L’imperativo delle memoria, non solo del ricordo rammemorante, ha sorretto la storia di Israele nei suoi momenti gioiosi e, soprattutto, nei terribili frangenti angosciosi in cui solo la fede dei Padri poteva sostenere il popolo e dargli forza. Se ci limitassimo ad una menzione di agenda non avremmo compreso nulla e rischieremmo quella superficialità che si lascia adescare dall’ideologia quando coglie nel segno qualche desiderio o ambizione nascosta.
Il taglio di Francesco, vescovo di Roma, colpisce invece nel segno perché poggia sul passato ma fa leva sui giorni e sulle generazioni che devono arrivare. Quante volte ci siamo sentiti ripetere “historia magistra vitae” o più semplicemente “l’esperienza insegna”, eppure nei rapporti con il popolo eletto siamo stati deficitari quando non aggressori, in nome di una fedeltà errata alla parola del Vangelo e abbiamo messo in atto “autentiche ingiustizie”. Attardarsi a rivolgere lo sguardo all’indietro, rischierebbe di far emergere quel disastroso stato d’animo che definiamo “leccarsi le ferite” e ci impedisce di agire.

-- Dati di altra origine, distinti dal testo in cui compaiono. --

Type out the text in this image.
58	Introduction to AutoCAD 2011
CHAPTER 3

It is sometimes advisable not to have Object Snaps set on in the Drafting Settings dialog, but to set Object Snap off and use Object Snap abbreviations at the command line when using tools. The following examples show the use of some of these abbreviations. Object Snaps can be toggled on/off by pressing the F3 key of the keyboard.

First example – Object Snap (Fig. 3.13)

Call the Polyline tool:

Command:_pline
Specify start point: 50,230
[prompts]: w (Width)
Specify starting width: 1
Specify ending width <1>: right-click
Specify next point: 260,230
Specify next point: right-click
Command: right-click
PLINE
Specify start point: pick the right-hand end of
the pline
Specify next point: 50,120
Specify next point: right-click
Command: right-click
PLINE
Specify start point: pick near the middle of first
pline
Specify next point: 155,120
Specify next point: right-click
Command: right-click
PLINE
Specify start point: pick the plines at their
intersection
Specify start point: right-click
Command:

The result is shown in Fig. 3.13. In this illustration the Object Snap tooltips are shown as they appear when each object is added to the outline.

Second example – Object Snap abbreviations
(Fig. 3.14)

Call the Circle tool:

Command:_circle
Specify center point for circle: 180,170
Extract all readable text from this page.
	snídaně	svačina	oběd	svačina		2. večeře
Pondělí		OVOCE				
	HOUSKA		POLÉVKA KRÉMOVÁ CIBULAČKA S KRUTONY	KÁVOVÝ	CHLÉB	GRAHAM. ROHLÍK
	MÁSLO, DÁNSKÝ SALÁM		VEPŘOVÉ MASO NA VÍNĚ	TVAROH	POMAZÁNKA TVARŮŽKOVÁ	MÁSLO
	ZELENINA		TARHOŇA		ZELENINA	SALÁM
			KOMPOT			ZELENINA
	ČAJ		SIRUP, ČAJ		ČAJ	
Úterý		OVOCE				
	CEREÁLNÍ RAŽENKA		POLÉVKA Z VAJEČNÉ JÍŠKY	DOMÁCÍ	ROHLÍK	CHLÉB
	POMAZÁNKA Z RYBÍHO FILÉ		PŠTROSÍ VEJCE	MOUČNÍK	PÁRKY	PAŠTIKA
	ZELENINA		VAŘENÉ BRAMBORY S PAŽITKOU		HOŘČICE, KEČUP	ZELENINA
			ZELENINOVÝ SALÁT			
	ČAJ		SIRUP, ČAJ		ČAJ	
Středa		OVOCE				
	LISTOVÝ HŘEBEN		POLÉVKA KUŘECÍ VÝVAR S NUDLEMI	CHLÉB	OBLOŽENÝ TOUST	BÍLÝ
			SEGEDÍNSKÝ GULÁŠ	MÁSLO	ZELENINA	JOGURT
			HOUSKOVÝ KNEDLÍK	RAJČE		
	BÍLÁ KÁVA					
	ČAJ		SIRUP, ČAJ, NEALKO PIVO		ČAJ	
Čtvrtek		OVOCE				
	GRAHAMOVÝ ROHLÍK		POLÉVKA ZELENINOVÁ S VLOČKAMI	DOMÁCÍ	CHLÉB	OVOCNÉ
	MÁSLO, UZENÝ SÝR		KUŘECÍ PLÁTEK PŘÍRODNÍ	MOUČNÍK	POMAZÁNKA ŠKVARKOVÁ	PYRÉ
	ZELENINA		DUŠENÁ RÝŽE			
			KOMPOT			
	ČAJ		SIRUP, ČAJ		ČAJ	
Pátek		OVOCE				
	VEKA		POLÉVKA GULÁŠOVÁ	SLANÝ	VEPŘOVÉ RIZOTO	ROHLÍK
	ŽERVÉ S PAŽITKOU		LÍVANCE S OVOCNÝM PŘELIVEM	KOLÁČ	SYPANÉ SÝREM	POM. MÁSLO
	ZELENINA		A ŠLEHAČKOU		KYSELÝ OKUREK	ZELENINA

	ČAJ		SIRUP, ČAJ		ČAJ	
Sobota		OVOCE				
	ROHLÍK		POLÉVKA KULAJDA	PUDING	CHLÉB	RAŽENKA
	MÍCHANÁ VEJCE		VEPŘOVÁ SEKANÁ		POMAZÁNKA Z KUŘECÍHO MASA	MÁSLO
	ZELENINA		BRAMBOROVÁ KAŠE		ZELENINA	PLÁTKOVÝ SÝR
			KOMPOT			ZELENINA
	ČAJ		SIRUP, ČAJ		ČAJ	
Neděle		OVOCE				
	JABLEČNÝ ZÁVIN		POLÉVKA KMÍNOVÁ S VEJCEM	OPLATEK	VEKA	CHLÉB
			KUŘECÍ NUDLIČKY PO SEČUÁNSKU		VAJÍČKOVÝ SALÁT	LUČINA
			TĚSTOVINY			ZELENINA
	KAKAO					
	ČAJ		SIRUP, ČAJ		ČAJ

Il monito del Pastore è ben altro “l’odierna commemorazione potrebbe essere definita quindi come una “memoria futuri”, un appello alle nuove generazioni a non appiattire la propria esistenza, a non lasciarsi trascinare da ideologie, a non giustificare mai il male che incontriamo, a non abbassare la guardia contro l’antisemitismo e contro il razzismo, qualunque sia la loro provenienza”.
Li portiamo dentro di noi e parlano chiaro, la stessa morte di Priebke dovrebbe scuoterci perché, nulla avviene a caso per il credente, e lo stesso congedo dalla storia di una persona gravata da tante evidenti colpe, agghiaccia quando avviene in concomitanza di questa memoria e di questo incontro.
È possibile che nell’animo dell’aguzzino non sia mai affiorato un pentimento? Che un rimorso non gli abbia roso la coscienza? Quale però era la sua coscienza? Un’incoscienza la direi, modellata su quanto dobbiamo combattere con tutte le nostre forze: “L’antisemitismo sia bandito dal cuore e dalla vita di ogni uomo e di ogni donna”.
Vi sarà chi indagherà sulle cause di questo fenomeno storico e religioso, chi ne comprenderà la valenza teologica, chi saprà tracciarne la sordida evoluzione e involuzione nei secoli, anche questo lavoro apporterà il suo contributo perché non esistano più persone come Priebke che infanghino l’essere umano, a qualsiasi lingua e nazione appartengano.
Si prospetta così quell’ambito che ebrei e cristiani, insieme, sono chiamati a coltivare, come di fatto stanno già facendo, in piena serenità e amicizia, per esempio, con il gruppo guidato dal cardinale W. Kasper che si incontra dal 2005 e ormai ha già dato alle stampe un voluminoso tomo per i tipi dell’Università Gregoriana e che può essere considerato una guida odierna ed autorevole: Gesù Cristo e il popolo ebraico. Interrogativi per la teologia di oggi.
È uno degli aspetti del nostro rapporto perché “è importante approfondire, da entrambe le parti, la riflessione teologica attraverso il dialogo”. L’altro, strettamente connesso, è il “dialogo vitale, quello dell’esperienza quotidiana, che non è meno fondamentale”. Come dire che c’è spazio per chiunque, non solo per teologi ed ecumenisti, ma per ogni singola persona che, dinanzi all’orrore di quanto avvenuto, si senta responsabile della propria coscienza, pensiero e agire e ne tiri le legittime e doverose conseguenze. Si staglia come l’unica strada per appartenere a quella schiera, numerosa anche se silente, di quelle persone che Francesco ha indicato come “uomini saggi e generosi, capaci di riconoscere la chiamata del Signore e di incamminarsi con coraggio su sentieri nuovi di incontro e di dialogo”.
Non basta vagamente rammaricarsi, non basta dolersi, bisogna agire e creare nuovi e più sani rapporti, intrisi di rispetto, in primo luogo per lo Spirito stesso che illumina le coscienze e guida la storia.
Francesco lo ha fatto e lo sta facendo: ascoltiamolo e seguiamolo.